10. Chapter 10

Chapter 10

Elise

F inally, it was nine p.m.—time to run. I gave grandma a hug, grabbed my keys and water bottle, and drove in the fading light to Clearfield’s track, a place that felt even more like home than the house I’d grown up in.

After some light stretching, Bessey and I started our warm-up lap. Bugs hummed and chirped from nearby trees as our feet padded along the track’s black surface. With the wide purple sky as a backdrop, I burst into a short sprint, grateful for the freedom after a day of being cooped up wearing an itchy dress in a stuffy room full of mourners, all with their eyes trained on me.

Dad's funeral had needed to happen, but after almost a year of waiting for it, a part of me believed it would never actually come.

The finality of his remains laying there in a closed casket while people shared memories of their time with him, everything in the past tense…

With no-one but Bessey to see them, I finally let my tears flow. They gushed out of me in such an intense wave that I crumpled to my knees on the grainy track surface.

Bessey licked at my face with desperation.

“It’s okay, girl.”

I drew her to me, wetting her fluffy mane of fur with my tears. She wrapped a paw around my back, and I cried all the harder.

Words from Dad’s life sketch spoken by Pete came back to me.

“Most devoted Dad I ever knew. All he did was talk about Elise on our mornin’ runs. When he wasn’t talkin’ about her, he was talkin’ about his team. He loved those kids like they were his own.”

An audience of sobbing former teammates, along with Pete’s own tears almost ripped the grief right out of me. But I’d held it in until this moment on this track paved with a lifetime of memories.

I’d climbed over every one of those benches when Dad brought me to practice as a kid. In fact, I’d taken my very first steps over there near the starting line. The photo sat in a box of Dad’s favorite memories.

Now it was just me here, surrounded by his ghosts. And all of them were shouting at me. Calling for me to do something with the years and years of training he’d given me. I may have lost that race, his race, but there had to be more.

Pushing off the gritty ground, I stumbled to my feet. I finished my warmup on wobbly legs.

“What now, Dad?” I breathed.

I’d asked the question at least a thousand times since that day, laying face-down in the dirt while hundreds of girls ran over or around me, my ankle too wrenched to do anything beyond crawl and then hop to the sidelines.

I’d never forgotten the reception I got when I finally scrambled over to where our team was camped, tear marks streaked across my dust-covered face.

“Don’t be so dramatic,” Sophie had laughed. “Just because you were having a bad race doesn't mean you had to go and fake an injury. The tears are a nice touch, but nobody’s buying it.”

Then everyone else had laughed right along with her. They were my teammates. I had literally fought, sweated and sometimes even bled alongside them. With the exception of Dad, Grandma and The Grans, I trusted them as much as anyone. And in my moment of greatest need, having suffered a humiliating defeat, with my dad missing, they had laughed at me.
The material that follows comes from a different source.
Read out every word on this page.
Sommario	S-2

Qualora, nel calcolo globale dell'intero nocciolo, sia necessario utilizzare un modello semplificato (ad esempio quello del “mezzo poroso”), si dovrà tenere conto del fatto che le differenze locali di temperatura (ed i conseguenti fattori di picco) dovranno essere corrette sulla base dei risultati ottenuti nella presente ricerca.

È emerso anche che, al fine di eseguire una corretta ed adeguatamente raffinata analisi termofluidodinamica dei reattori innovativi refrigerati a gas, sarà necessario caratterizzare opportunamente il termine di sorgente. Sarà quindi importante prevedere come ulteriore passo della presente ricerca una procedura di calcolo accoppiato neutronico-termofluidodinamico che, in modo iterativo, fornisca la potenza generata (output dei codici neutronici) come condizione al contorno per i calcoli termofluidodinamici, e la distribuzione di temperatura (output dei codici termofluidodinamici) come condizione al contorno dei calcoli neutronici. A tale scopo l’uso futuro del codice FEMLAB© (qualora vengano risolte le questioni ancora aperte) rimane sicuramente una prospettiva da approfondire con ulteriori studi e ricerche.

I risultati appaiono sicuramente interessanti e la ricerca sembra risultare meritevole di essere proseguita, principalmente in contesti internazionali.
Laughed at my tears.

No one was going to do that to me ever again. I wouldn’t give them the chance.

So here I was on an empty track, broken, but still trying to dream. I needed to do something Dad would be proud of. Something that would show him all his effort he had poured into me, into all of his runners was worth it.

And I still had no idea what that was.

“Now what, Dad?” I looked to the edge of the track where he’d always stood calling out our times.

Once again, there was no answer. And once again, I settled into position, ready to begin another blistering training session. Ready to pour everything I had onto this track. All while waiting for the one thing, I wanted more than anything else. An answer from Dad.

One hand on my watch, I pressed the timer button and rocketed past the starting line. Bessey followed, leaping joyfully beside me, until I settled into my pace.

We kept up a good clip around the backside of the track and all the way into lap two. As I fought to keep up the pace heading into the final turn, my right pinky started to go numb, my body’s odd way of telling me I was pushing against my limits. I tried to relax, focusing on using my arms to drive my sluggish legs until I once again crossed the finish line.

I pressed the stop button on my timer and let my legs come to an awkward halt. Doubled over, I checked the time on my watch. A new personal best for the eight-hundred meters.

Awesome.

Only it was going to be super hard to keep the next six intervals near that pace.

Bessey was content to watch me run most of the rest of my intervals from the grass. She’d even fallen into a nap until the last lap of my sixth set.

Tail down, ears back, she crouched and barked at one of the cement barriers lining the walkway that led from the track to the school building.

I slowed my sprint and studied the shadows, but saw no-one. Instead of finishing my lap, I hurried to Bessey and scooped up my keys and water bottle.

Already headed off the track, I heard a familiar voice call my name. “Hey Elise, what are you up to?”